“Mungkin tidak mudah untuk mengubah kenyataan, tapi setidaknya saya bisa mengomunikasikan suara mereka kepada dunia,” ungkap Shireen.
Meski, tahu pekerjaannya amat berisiko. Shireen menjalankannya dengan berani. Itu tugas jurnalis sebenarnya. Akan tetapi, wajah jurnalis hari ini tampak samar.
Bahkan, mereka ada yang hanya bertugas membuat berita bagus. Padahal, prinsipnya, “Bad News is Good News“. Artinya, kabar buruk adalah berita baik sedangkan kabar baik bukan berita, dan tidak ada berita artinya itu buruk.

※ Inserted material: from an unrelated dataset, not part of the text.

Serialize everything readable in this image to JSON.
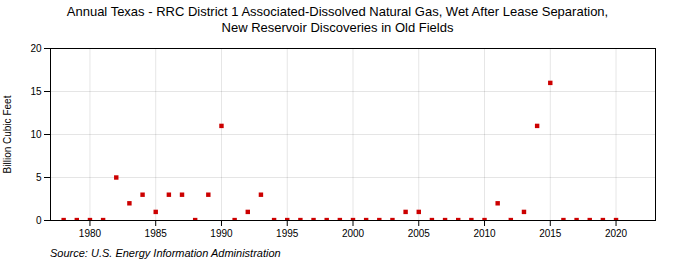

Itu mengindikasikan, jurnalis perlu memberitakan kabar buruk dari berbagai instansi agar pimpinanannya mengambil tindakan dan segera mengatasi masalah tersebut. Itu seharusnya cara membuat berita yang bagus. Namun, apa yang terjadi. Segelintir jurnalis justru lebih sering menuliskan hal-hal yang baik setelah menerima beberapa lembar uang di dalam amplop.
Prinsip itu perlahan hilang. Saya sendiri enggan menjadi jurnalis karena menyadari betapa berbahayanya profesi itu. Bahkan, saat masih kuliah, saya menanamkan dalam kepala, “Saya masih muda, tak ingin mati muda”. Itulah, alasan di balik keengganan saya mengambil konsentrasi jurnalistik pada saat itu.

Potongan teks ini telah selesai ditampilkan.